Black forrest ice cream terrine

There’s a pattern with The Hungry One’s birthday cakes.

“I like… black forrest”

“I like…. textures”

Which is fine as a general, overarching design brief. Where the wheels start to fall off is when he begins elaborating.

” I like crunchy. And chewy. And smooth. And crispy”.

For anyone who wasn’t completely clear; crunchy is when things go ‘snap’. Crispy is akin to rice bubbles. Chewy is when there’s some toothy density.

What we need is a five textured Valhrona chocolate cake. Except Peter Gilmore already perfected that at Quay. So instead you get this.

A couple of textures, and a couple of temperatures, all together in a terrine.

The day before the birthday dinner, just before you’re heading out to lunch, whip up a cherry custard. It’s your basic custard recipe. One cup of milk, one cup of cream. Bring it to a simmering point. Meanwhile whisk 5 egg yolks with ½ cup of castor sugar by hand because you haven’t had time to go to yoga this week and you have to wear sleeveless tops in a fortnight. Then whisk in the warm milk and cream and put it back in a clean pan and cook it over a plopping heat until it thickens. At this point add some cherry jam and swirl it through and a handful of frozen cherries. NB- If I was sensible I would have added some cornflower to the egg yolks and sugar for a bit of extra structure. You live and learn.

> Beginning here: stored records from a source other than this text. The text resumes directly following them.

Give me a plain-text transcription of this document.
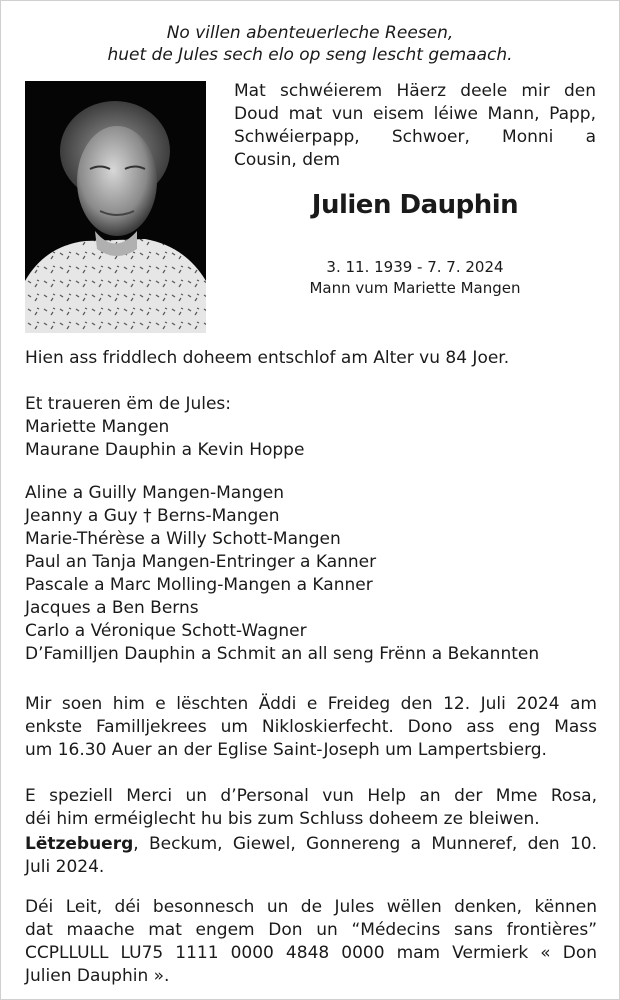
No villen abenteuerleche Reesen,
huet de Jules sech elo op seng lescht gemaach.
Mat schwéierem Häerz deele mir den
Doud mat vun eisem léiwe Mann, Papp,
Schwéierpapp, Schwoer, Monni a
Cousin, dem
Julien Dauphin
3. 11. 1939 - 7. 7. 2024
Mann vum Mariette Mangen
Hien ass friddlech doheem entschlof am Alter vu 84 Joer.
Et traueren ëm de Jules:
Mariette Mangen
Maurane Dauphin a Kevin Hoppe
Aline a Guilly Mangen-Mangen
Jeanny a Guy † Berns-Mangen
Marie-Thérèse a Willy Schott-Mangen
Paul an Tanja Mangen-Entringer a Kanner
Pascale a Marc Molling-Mangen a Kanner
Jacques a Ben Berns
Carlo a Véronique Schott-Wagner
D’Familljen Dauphin a Schmit an all seng Frënn a Bekannten
Mir soen him e lëschten Äddi e Freideg den 12. Juli 2024 am
enkste Familljekrees um Nikloskierfecht. Dono ass eng Mass
um 16.30 Auer an der Eglise Saint-Joseph um Lampertsbierg.
E speziell Merci un d’Personal vun Help an der Mme Rosa,
déi him erméiglecht hu bis zum Schluss doheem ze bleiwen.
Lëtzebuerg, Beckum, Giewel, Gonnereng a Munneref, den 10.
Juli 2024.
Déi Leit, déi besonnesch un de Jules wëllen denken, kënnen
dat maache mat engem Don un “Médecins sans frontières”
CCPLLULL LU75 1111 0000 4848 0000 mam Vermierk « Don
Julien Dauphin ».
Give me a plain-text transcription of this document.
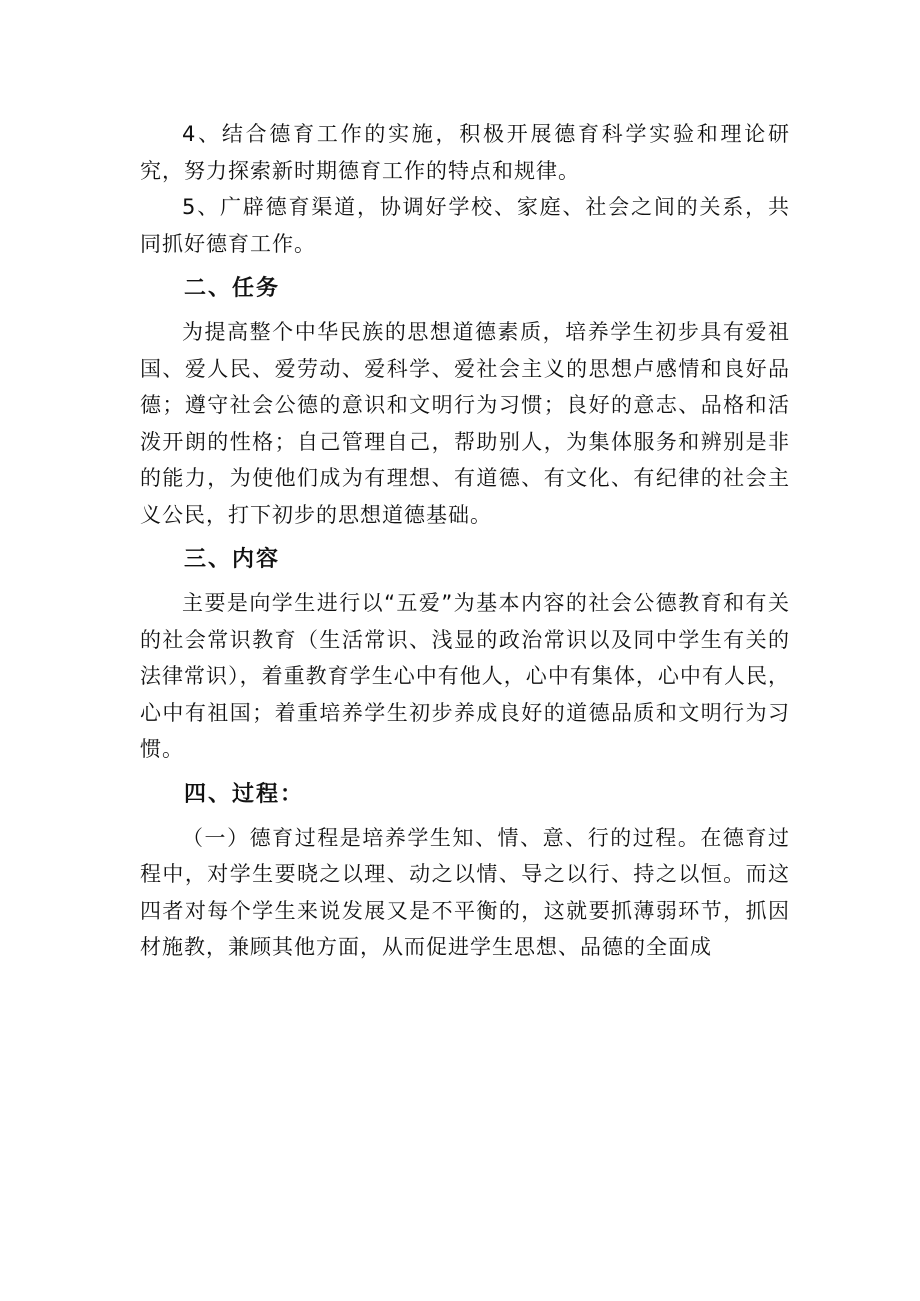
4、结合德育工作的实施，积极开展德育科学实验和理论研究，努力探索新时期德育工作的特点和规律。

5、广辟德育渠道，协调好学校、家庭、社会之间的关系，共同抓好德育工作。

二、任务

为提高整个中华民族的思想道德素质，培养学生初步具有爱祖国、爱人民、爱劳动、爱科学、爱社会主义的思想卢感情和良好品德；遵守社会公德的意识和文明行为习惯；良好的意志、品格和活泼开朗的性格；自己管理自己，帮助别人，为集体服务和辨别是非的能力，为使他们成为有理想、有道德、有文化、有纪律的社会主义公民，打下初步的思想道德基础。

三、内容

主要是向学生进行以“五爱”为基本内容的社会公德教育和有关的社会常识教育（生活常识、浅显的政治常识以及同中学生有关的法律常识），着重教育学生心中有他人，心中有集体，心中有人民，心中有祖国；着重培养学生初步养成良好的道德品质和文明行为习惯。

四、过程：

（一）德育过程是培养学生知、情、意、行的过程。在德育过程中，对学生要晓之以理、动之以情、导之以行、持之以恒。而这四者对每个学生来说发展又是不平衡的，这就要抓薄弱环节，抓因材施教，兼顾其他方面，从而促进学生思想、品德的全面成
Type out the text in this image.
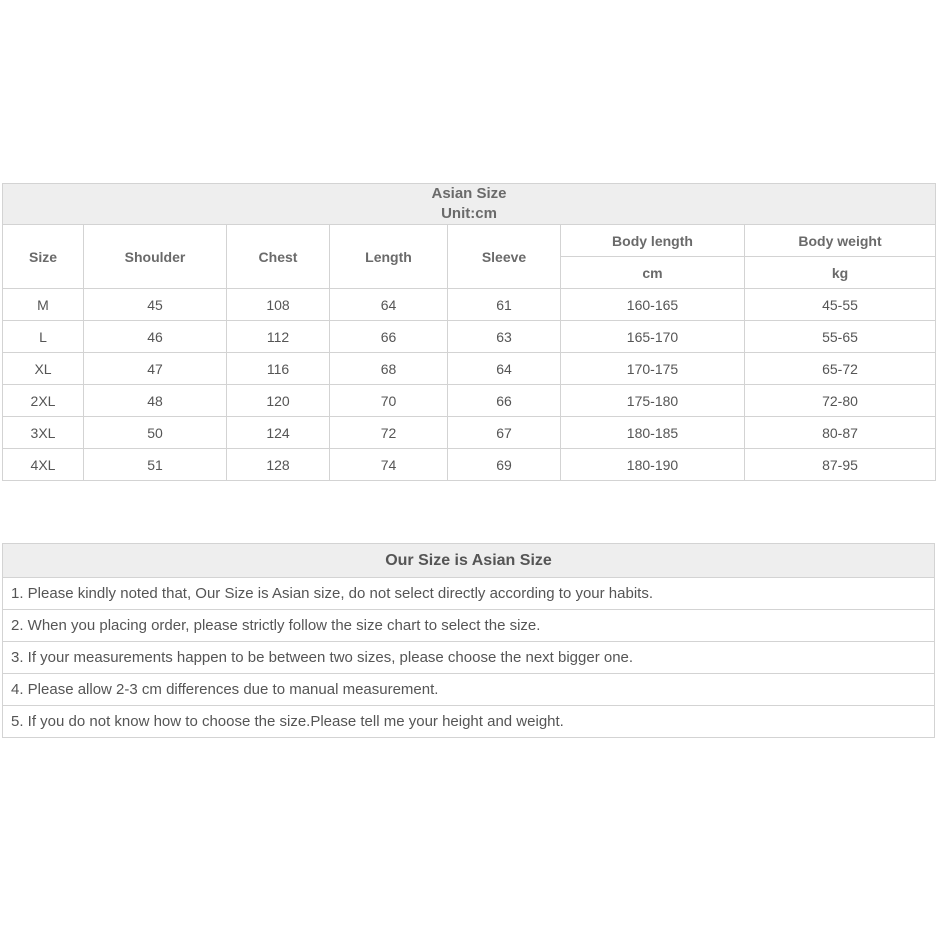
Asian Size
Unit:cm						

Size	Shoulder	Chest	Length	Sleeve	Body length	Body weight
					cm	kg
M	45	108	64	61	160-165	45-55
L	46	112	66	63	165-170	55-65
XL	47	116	68	64	170-175	65-72
2XL	48	120	70	66	175-180	72-80
3XL	50	124	72	67	180-185	80-87
4XL	51	128	74	69	180-190	87-95
Our Size is Asian Size
1. Please kindly noted that, Our Size is Asian size, do not select directly according to your habits.
2. When you placing order, please strictly follow the size chart to select the size.
3. If your measurements happen to be between two sizes, please choose the next bigger one.
4. Please allow 2-3 cm differences due to manual measurement.
5. If you do not know how to choose the size.Please tell me your height and weight.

Leave it in the fridge. Hope that it will really thicken up like an Australian in London. Get mildly disappointed when it doesn’t. Still express surprise at the pleasant partnership between sooky texture and slightly kinky tang of cherry. Make a split second decision to turn it into a kind of ice cream instead. Put it in the freezer and occasionally stir it to break down the ice crystals.

Meanwhile, think about the other layers.

There’s going to have to be cake. It is a birthday after all. That should cover the chewy factor.

Get started on a dense chocolate loaf. Take 150g of 85 % Lint. Melt it . Beat 150g of unsalted butter with 3 egg yolks until it’s fluffy. Put the whites aside to think about what they did wrong. Stir in the melted chocolate and 1 cup of plain flour. Beat the egg whites until fluffy , add another 2 tablespoons of caster sugar and fold it into the chocolate flour concoction. Put it in a well greased pan and bake for around 30 minutes.

Now we’re going to need to think a bit more about the black forrest elements. Make a quick cherry jelly. Slippery wasn’t part of the textural brief, but I don’t think it’s going to hurt. Take a cup of frozen cherries. Defrost them. Blitz them into a puree and heat it mildly. Add 2 sheets of gelatine and try not to think about what it feels like. Leave it in the fridge to set. Remember to stir your ice cream. Begin to regret cooking free form.

Now it’s up to the crunch and crisp. Make a think layer of biscuit base, studded with coconut and ricebubbles. It’s a bastard child of Coconut Rough and snap, crackle and pop. Take an ungodly amount of butter (200g) . Melt that with ½ cup of cocoa powder. Stir until it’s combined. Add 1 cup of brown sugar and 1 cup of desiccated coconut. Then add 2 eggs, 1 and a half cups of plain flour and a cup and a bit of rice bubbles. Spread thinly in a sensible rectangle on baking paper on a baking tray. Bake at 170 degrees for 20 minutes.

Swap the chocolate cake for the biscuit layer in the oven. Take the cake out of the loaf pan, cool and cut in half.

Remember to stir your ice cream. Do some washing up.

Take your biscuits out of the oven. Cut into rectangles to fit inside your loaf pan while the biscuits are still warm and squishy.

Put them in the fridge to crisp up. Check on your jelly. Stir your ice cream. Remember to shut the freezer door.

Start dressing your loaf pan. Grease it with a bit of butter. Line it with glad wrap. Try and get it to lie flat without wrinkles. Leave handles on each side to grab onto. Add a layer of foil over the top to help smooth things out.

Put a layer of cherry ice cream down the bottom. Nestle half the cake on top of that. Add a shmear of icre cream/ custard. Add a layer of crunchy crackle. Add some more custard/ice cream. Add the second half of the cake. Top the cake with jelly. Add the second layer of crunchy crackle. Add more custard.

Because my custard was an insipid, slippery mess, it went back into the freezer. Next year I’ll add the darn cornflour, or another egg yolk, have a thicker custard, set it in the fridge and actually get the variations of textures. This year we sat down to a solid, strange terrine, with the constant texture of a hockey puck. Eating it was a disappointing exercise in archaeology.

But hey- the textures were only half the brief. At least it tasted of cherries and chocolate.

We live and learn. Happy birthday darling.